Roberto Priolo: U hebt een indrukwekkende carrière bij Caterpillar. Zou u die met ons willen doorlopen en daarbij enkele van de belangrijkste mijlpalen in het LPPD-traject van het bedrijf willen aanstippen?
Steve Shoemaker: Ik heb 33 jaar bij Caterpillar gewerkt en de eerste tien jaar dacht ik dat lean iets was wat de fabrieken deden. Ik zag de mogelijkheden buiten de fabrieksvloer niet. Pas in 2003 begon ik echt een goed begrip van Lean Thinking te ontwikkelen.
Een keerpunt voor mij was het lezen van Michael Kennedy's Product Development for the Lean Enterprise - we noemden het het "blauwe boek". Het ging over hoe je vier keer meer productiviteit uit je ingenieurs kon halen. Wie zou dat als manager niet willen! Ik heb het aan dat boek te danken dat ik echt over Lean ben gaan nadenken, samen met The Machine the Changed the World van Daniel Roos, Daniel Jones en Jim Womack, en Lean Product and Process Development van Dr. Allen Ward.
Vanaf dat moment waren er vier grote fasen in mijn carrière. Eerst was ik technisch manager bij Cat Electronics, waar we de computers en displays ontwikkelden die de motoren, machines en transmissies aanstuurden. Alles waar je software op kon zetten viel onder de controle van onze divisie. We werkten veel samen met leveranciers aan producten en toen ontdekte ik hoe belangrijk een solide toeleveringsketen is voor een bedrijf als het onze.

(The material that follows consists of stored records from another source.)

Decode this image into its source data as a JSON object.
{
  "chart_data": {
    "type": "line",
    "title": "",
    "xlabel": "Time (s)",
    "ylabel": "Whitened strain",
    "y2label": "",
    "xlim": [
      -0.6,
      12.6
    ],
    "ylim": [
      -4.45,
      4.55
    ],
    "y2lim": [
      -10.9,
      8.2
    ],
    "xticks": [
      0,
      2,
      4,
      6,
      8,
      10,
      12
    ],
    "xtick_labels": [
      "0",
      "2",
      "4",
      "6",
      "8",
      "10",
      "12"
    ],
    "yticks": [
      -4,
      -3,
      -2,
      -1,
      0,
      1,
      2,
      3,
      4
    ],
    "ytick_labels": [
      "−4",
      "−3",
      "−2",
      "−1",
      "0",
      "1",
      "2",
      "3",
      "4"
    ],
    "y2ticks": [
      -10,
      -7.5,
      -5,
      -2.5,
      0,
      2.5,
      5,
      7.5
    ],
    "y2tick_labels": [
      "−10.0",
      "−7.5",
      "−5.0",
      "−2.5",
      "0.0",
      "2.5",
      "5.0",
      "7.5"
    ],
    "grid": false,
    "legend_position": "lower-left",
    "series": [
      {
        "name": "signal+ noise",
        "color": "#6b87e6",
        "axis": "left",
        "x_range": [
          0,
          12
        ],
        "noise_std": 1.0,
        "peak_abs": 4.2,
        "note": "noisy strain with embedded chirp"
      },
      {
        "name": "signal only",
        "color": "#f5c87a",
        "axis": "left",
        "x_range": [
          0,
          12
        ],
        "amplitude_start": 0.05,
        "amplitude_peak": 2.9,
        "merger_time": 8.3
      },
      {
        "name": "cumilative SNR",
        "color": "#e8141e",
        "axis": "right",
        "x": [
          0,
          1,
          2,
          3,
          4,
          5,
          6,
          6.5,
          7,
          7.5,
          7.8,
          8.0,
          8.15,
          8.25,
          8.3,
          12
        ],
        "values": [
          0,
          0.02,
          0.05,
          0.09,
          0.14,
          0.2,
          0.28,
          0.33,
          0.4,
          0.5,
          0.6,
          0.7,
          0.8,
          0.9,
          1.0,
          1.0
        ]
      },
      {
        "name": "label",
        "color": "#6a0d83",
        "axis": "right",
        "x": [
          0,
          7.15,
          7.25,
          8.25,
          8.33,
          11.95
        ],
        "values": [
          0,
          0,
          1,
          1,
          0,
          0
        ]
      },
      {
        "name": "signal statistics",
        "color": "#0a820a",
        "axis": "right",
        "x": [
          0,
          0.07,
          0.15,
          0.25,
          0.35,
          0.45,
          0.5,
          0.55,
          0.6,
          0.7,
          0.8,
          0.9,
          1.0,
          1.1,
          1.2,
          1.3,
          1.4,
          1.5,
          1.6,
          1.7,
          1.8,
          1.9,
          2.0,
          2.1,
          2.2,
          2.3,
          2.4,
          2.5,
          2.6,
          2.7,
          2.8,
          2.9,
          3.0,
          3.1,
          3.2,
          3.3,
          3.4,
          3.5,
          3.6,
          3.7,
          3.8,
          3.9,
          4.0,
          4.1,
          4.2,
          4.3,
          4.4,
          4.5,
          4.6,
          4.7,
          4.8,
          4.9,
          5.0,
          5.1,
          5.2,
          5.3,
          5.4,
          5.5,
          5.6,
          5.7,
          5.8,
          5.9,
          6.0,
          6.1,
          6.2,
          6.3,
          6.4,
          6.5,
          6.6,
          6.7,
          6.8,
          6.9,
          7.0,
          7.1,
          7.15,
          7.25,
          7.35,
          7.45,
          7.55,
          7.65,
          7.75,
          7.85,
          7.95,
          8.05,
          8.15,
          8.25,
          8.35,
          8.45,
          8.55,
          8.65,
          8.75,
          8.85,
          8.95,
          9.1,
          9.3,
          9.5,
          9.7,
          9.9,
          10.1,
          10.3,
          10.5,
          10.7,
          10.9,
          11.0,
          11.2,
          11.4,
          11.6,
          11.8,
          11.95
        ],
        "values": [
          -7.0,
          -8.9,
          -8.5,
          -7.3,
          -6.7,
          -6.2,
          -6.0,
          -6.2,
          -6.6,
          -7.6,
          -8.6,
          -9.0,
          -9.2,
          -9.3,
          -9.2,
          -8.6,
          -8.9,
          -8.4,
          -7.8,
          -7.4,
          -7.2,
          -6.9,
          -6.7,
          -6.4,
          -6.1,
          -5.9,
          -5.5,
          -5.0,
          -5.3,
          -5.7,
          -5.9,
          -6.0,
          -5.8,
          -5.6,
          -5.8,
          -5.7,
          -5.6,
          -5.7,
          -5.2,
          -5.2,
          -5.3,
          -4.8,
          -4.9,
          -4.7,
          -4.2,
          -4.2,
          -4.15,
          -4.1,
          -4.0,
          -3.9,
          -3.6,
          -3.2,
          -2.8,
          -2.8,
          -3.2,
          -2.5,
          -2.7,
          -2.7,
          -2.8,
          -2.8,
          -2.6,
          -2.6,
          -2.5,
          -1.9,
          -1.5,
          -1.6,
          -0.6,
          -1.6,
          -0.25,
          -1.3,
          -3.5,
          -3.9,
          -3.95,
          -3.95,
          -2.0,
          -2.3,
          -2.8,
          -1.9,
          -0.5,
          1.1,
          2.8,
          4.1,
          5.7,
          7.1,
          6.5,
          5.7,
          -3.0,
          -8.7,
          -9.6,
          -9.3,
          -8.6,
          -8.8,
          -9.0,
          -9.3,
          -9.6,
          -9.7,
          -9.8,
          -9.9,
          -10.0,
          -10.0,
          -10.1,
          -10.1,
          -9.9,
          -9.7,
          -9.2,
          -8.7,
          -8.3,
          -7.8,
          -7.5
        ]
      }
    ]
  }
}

Later, toen ik me begon te verdiepen in de Toyota Way zoals beschreven door Jeff Liker, verhuisde ik van de onderdelenwereld (ik ben opgegroeid met motoren en zat nu in de elektronica) naar de machinekant van het bedrijf. In de divisie Building Construction Products, waar kleine machines worden gemaakt, kwamen we voor enorme zakelijke uitdagingen te staan. Ik kwam in 2006 bij de divisie en een paar jaar later kwam de financiële crisis, wat een enorm probleem was voor een bedrijf dat zo afhankelijk is van de huizenmarkt. We moesten het bedrijf omgooien. Ik leidde op dat moment de engineeringorganisatie, maar Caterpillar werkte op grotere schaal al samen met Dr. Liker om de Toyota Way in onze fabrieken te krijgen. We zochten naar manieren om ook betrokken te raken bij het lean-werk en ik begon al snel samen te werken met John Drogosz, die nu het productelement van LPPD leidt bij het Lean Enterprise Institute.
Vervolgens ging ik naar onze fabriek in Akashi, Japan, en werd hoofdingenieur van de graafafdeling. Toen ik in die functie in Japan woonde, begon ik pas echt te begrijpen waar lean allemaal om draait. Ik leefde tenslotte in de maatschappij waar de methodologie vandaan kwam! In de loop der jaren bezocht ik Toyota en haar leveranciers verschillende keren, waardoor ik de "puntjes op de i" kon zetten en kon begrijpen wat de productontwikkeling van Akashi zo effectief maakte. Tijdens mijn ambtstermijn hebben we onze productlijn vernieuwd en een nieuw graafmachineportfolio ontwikkeld. Terugkijkend realiseer ik me dat de belangrijkste les die ik daar heb geleerd is hoe belangrijk de ontwikkeling van mensen en respect voor mensen zijn.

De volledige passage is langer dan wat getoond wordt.